Supreme Court Associate Justice Ruth Bader Ginsburg
Supreme Court Associate Justice Ruth Bader Ginsburg speaking at the Library of Congress National Book Festival in Washington.
Cliff Owen | AP 2019

The body of Supreme Court Justice Ruth Bader Ginsburg lies in state at the Supreme Court Wednesday and Thursday. She died Friday at the age of 87.

In Sept. 2019, she spoke at the Clinton Foundation and Clinton School of Public Service’s Frank and Kula Kumpuris Distinguished Lecture series.

Longtime NPR legal affairs reporter Nina Totenberg conducted the hourlong interview on stage in the Verizon Arena in Little Rock, Ark., better known for hosting major concerts and sporting events.
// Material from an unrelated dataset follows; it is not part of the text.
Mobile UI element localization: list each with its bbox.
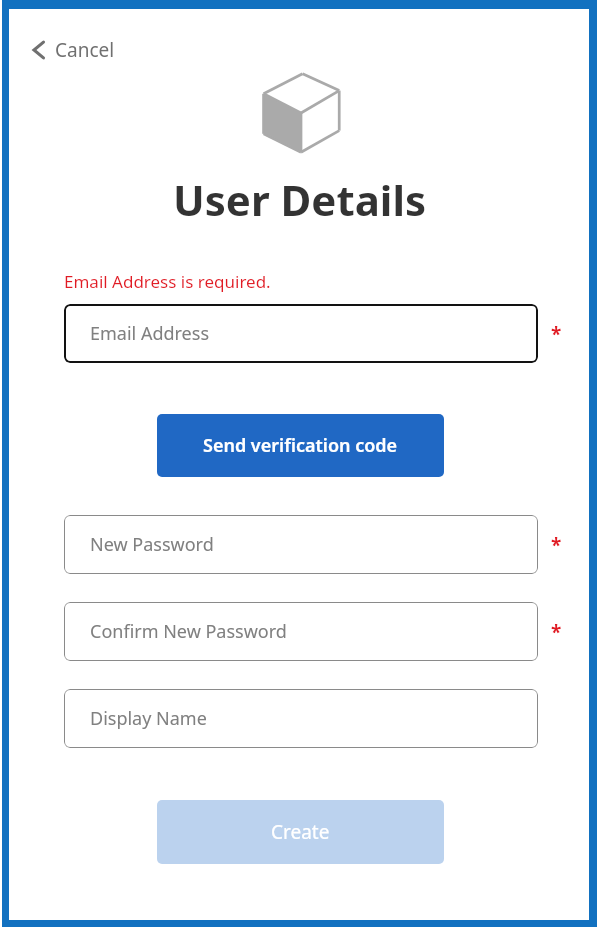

Ginsburg, then 86, had finished a round of radiation treatment for pancreatic cancer the prior month, and told the audience of 15,000-plus people of all ages that “my work keeps me going.”

Ginsburg spoke about her experience at Harvard Law School, where she was one of just nine women in a 500-person class, and her daily life as a law student, young mother and wife to her husband Marty who had cancer when they were in law school. She later became an appellate judge and an associate justice of the Supreme Court.

She was the second woman appointed to the nation's highest court after Sandra Day O'Connor had been the lone woman on the court for 12 years.

"It's a habit ... you don't expect very much from a woman, so you kind of tune out when she speaks, but you listen when a male speaks. Now I can tell you that that experience, which I had as a member of the law faculty, as a member of the court of appeals, now that I have two sisters-in-law, it doesn't happen." Ginsburg referred to Associate Justices Elena Kagan and Sonia Sotomayor as her “sisters-in-law.”

Listen to President Clinton's 14-minute introduction of Supreme Court Justice Ruth Bader Ginsburg
by MPR

Former President Bill Clinton nominated Ginsburg for the Supreme Court in 1993, and she was confirmed by the U.S. Senate on a vote of 96-3 — A number she specifically recalled during this interview. Clinton gave introductory remarks, and said that during his first conversation with Ginsburg “I just knew she was the right person for the court.” It was a decision he said he never regretted, and that she exceeded his high expectations, but he never imagined she’d become a pop icon.